それは千夏のよく知っている姿だった。ぱっと顔を輝かせてその白い者の姿を見上げる。
「てる太郎!」
それはまさしく千夏の作ったてる太郎だった。巨人のように大きな姿となり襲いくる雨雲をくいとめている。
「千夏ちゃん! 祈るんだ! そうすれば僕はこいつを追い払うことが出来る!」
「うん! 分かった!」
てる太郎の声に千夏が答える。千夏は必死に祈った。晴れてくれるようにと。
「よーし、やってやるー。そりゃあ!」
千夏の祈りに元気づけられたてる太郎はついに荒ぶる雨雲どもを持ち上げ、地平線の彼方へと投げ飛ばした。空には太陽が現れ、元の青空が戻ってきた。
「ありがとう、てる太郎。これでピクニックに行けるよ」
千夏は眩しい陽光に目を細めながら、目前にそびえ立つてる太郎の姿を見上げた。
「千夏ちゃん……」
てる太郎が呟く次の言葉は千夏の耳に届く前に消えていった。
ふと目が覚めると千夏はベッドの上で寝ていた。
不思議そうに目をこすりながら起き上がる。どうやらてる太郎に祈りをかけている間に朝まで眠ってしまったらしい。ベッドに運んでくれたのはママだろうか。
「そうだ、天気!」
ふと我に返り、千夏は窓に駆け寄ってカーテンを開けた。
「うわあ!」
空は晴れていた。昨日の不安が嘘のように雲一つ無い青空になっていた。
「パパーーーー! ママーーーー! 晴れたよーーーー!!」
千夏はおおはしゃぎで部屋を飛び出していった。
窓際には役目を終えたてる太郎が一人逆さまになって揺れていた。
今日は快晴。ピクニックには絶好の良い天気。千夏は大好きなパパとママと一緒に空気のおいしい高原に来ていた。

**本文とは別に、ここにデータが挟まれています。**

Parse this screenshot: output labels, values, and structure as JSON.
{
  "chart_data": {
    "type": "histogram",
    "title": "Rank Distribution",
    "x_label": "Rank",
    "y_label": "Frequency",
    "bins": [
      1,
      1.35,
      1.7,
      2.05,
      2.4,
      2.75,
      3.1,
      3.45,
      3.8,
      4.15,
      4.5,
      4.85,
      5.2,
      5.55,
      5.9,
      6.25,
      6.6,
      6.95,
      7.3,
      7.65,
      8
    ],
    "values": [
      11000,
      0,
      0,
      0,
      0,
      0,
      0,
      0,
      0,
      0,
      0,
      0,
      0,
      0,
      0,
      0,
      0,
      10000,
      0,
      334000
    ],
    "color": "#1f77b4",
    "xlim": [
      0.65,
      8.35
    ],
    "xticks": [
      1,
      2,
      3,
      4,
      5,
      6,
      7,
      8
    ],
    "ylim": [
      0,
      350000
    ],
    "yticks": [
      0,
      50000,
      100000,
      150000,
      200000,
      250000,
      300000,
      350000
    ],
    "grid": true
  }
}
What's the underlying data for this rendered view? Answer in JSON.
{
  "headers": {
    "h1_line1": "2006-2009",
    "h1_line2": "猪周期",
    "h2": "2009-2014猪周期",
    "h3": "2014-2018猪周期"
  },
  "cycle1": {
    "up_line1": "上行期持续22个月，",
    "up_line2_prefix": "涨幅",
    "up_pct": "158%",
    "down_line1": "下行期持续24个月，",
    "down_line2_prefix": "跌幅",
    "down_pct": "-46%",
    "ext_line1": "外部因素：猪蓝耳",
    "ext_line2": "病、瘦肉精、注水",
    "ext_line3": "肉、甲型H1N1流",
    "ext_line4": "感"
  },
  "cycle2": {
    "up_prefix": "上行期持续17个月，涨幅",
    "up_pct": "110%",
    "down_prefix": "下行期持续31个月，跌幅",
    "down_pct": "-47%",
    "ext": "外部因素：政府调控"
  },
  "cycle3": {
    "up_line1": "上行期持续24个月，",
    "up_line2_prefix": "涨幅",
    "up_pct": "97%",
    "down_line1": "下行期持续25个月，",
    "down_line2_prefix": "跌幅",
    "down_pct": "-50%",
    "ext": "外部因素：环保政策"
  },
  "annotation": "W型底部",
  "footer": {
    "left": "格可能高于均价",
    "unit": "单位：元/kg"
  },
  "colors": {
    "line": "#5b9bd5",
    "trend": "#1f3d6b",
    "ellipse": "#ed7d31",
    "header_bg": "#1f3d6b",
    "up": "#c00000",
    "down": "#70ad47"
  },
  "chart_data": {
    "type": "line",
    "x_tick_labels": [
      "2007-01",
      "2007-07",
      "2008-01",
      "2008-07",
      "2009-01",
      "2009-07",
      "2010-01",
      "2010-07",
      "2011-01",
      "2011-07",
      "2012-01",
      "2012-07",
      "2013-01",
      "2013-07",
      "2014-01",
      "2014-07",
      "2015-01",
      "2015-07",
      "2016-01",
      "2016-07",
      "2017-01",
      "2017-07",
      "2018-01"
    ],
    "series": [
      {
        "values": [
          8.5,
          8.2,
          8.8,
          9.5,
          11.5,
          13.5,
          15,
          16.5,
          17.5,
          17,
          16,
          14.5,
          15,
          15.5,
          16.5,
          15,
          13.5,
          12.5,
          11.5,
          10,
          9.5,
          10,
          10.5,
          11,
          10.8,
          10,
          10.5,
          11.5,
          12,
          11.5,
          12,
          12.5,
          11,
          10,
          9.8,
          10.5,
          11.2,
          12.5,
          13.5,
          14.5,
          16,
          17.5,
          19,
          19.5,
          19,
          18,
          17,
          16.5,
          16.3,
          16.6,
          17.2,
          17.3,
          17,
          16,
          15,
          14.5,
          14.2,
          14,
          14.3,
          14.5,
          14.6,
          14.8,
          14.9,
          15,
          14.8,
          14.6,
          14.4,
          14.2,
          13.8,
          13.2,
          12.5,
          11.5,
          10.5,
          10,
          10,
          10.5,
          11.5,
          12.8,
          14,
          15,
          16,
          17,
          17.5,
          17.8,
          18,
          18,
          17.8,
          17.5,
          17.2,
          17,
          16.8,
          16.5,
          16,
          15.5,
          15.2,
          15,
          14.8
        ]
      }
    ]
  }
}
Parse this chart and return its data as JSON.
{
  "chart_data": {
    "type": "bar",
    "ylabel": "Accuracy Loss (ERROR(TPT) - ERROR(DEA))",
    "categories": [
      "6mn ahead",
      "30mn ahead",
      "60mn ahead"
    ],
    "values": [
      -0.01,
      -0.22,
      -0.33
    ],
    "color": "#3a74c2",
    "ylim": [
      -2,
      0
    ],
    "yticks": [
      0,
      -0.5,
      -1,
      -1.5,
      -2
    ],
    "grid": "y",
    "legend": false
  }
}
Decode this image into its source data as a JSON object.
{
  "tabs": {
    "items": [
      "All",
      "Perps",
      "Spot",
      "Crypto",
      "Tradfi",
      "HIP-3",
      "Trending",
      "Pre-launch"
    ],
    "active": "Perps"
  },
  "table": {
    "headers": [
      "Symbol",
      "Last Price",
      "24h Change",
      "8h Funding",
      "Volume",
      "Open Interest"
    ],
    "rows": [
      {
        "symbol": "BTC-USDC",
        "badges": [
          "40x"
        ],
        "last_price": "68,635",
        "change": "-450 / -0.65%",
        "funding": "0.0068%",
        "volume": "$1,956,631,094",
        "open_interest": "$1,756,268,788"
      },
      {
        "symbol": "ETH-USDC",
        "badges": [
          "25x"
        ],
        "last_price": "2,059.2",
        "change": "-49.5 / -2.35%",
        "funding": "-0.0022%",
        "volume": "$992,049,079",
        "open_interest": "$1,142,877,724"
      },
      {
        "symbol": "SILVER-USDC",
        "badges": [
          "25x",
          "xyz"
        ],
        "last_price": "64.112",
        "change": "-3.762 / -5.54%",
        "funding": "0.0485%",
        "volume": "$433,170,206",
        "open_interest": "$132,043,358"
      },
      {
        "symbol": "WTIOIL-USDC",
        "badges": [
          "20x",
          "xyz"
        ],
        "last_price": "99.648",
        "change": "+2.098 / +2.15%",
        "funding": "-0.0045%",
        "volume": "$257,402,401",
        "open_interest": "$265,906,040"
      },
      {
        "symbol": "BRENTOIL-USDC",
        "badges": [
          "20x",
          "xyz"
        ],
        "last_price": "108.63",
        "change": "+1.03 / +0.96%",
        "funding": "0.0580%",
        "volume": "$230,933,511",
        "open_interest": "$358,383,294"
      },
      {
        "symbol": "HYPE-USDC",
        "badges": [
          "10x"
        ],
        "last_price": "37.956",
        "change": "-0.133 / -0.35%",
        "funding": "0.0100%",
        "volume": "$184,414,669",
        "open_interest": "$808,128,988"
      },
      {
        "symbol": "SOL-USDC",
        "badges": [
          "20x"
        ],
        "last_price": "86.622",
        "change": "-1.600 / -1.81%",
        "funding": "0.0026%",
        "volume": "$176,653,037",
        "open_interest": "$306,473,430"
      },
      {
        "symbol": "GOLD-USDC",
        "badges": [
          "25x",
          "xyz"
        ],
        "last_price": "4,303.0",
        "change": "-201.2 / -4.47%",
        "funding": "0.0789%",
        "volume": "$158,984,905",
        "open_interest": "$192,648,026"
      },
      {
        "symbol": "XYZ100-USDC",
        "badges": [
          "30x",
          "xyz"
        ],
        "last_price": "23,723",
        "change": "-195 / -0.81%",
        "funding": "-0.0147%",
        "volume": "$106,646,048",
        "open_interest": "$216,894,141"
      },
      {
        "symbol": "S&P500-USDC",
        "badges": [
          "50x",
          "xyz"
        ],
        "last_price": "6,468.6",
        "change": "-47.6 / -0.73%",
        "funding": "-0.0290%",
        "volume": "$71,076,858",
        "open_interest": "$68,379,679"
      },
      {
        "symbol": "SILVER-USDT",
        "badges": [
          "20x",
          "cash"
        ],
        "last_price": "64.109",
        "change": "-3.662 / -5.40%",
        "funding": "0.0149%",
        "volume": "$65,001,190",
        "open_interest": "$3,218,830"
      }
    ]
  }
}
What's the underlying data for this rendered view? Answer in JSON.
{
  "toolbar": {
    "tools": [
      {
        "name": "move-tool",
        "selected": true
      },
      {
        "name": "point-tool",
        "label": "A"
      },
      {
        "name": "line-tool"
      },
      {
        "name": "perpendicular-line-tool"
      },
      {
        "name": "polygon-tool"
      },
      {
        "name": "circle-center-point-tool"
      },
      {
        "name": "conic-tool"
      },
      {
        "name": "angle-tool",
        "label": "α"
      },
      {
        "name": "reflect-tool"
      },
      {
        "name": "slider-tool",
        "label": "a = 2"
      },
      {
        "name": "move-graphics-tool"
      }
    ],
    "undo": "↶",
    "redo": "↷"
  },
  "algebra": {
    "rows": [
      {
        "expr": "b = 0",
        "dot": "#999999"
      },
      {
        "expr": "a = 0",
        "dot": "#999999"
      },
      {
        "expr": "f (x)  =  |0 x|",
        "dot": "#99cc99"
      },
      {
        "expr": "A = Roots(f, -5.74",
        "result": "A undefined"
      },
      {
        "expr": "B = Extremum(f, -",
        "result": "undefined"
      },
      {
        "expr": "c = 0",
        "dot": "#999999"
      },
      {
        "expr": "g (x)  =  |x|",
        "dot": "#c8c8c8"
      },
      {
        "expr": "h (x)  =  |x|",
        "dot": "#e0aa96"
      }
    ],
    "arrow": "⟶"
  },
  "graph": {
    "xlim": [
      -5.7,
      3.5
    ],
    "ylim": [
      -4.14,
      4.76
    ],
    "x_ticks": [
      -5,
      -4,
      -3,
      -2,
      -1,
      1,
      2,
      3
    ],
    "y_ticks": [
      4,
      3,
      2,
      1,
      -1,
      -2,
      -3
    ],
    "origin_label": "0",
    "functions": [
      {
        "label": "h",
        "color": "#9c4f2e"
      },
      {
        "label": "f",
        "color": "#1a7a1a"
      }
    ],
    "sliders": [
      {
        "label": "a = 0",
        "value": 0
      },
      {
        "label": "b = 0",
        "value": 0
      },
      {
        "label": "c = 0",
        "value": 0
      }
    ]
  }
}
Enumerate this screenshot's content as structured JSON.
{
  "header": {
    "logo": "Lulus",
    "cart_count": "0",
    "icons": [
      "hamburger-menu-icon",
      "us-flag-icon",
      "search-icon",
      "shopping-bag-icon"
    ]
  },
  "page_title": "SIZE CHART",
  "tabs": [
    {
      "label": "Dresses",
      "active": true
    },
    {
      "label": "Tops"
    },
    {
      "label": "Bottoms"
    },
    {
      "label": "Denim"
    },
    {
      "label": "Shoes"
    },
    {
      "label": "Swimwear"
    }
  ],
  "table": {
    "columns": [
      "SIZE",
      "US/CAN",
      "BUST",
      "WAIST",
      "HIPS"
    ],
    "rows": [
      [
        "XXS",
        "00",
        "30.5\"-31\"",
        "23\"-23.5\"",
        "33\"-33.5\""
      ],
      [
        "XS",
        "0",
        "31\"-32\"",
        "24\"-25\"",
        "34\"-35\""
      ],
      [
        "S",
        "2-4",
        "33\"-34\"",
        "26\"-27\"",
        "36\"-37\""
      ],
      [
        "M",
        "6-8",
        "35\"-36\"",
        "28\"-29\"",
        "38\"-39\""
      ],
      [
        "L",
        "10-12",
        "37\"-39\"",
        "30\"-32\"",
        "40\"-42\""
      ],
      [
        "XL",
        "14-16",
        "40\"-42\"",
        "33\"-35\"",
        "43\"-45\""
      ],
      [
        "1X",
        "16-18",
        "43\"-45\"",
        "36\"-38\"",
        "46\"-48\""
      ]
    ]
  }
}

「わあ、空気がおいしー! 絶好のピクニック日和だよね、ママー!」
「フフ、そうね。昨日は怪しい感じだったけど晴れてよかったね、千夏」
「うん! それもこれもみんなてる太郎のお陰だよ!」
「てる太郎ってなんだい?」
「そう言えばパパにはまだ話してないんだっけ。えっとね、てる太郎はわたしが作ったてるてる坊主なの! わたしが一生懸命願いをかけたから、てる太郎が悪い雨雲を追い払ってくれたんだよ!」
「そっか、千夏もてる太郎も頑張ったんだな。それじゃあ、空を晴れにしてくれたてる太郎のためにも今日は思いっきり楽しんで行こうな」
「うん! さあ、パパもママもわたしと競争だよー!」
親子三人でピクニック。その日は日が暮れるまで高原を駆け回り、千夏にとって思い出に残る楽しい一日となったのだった。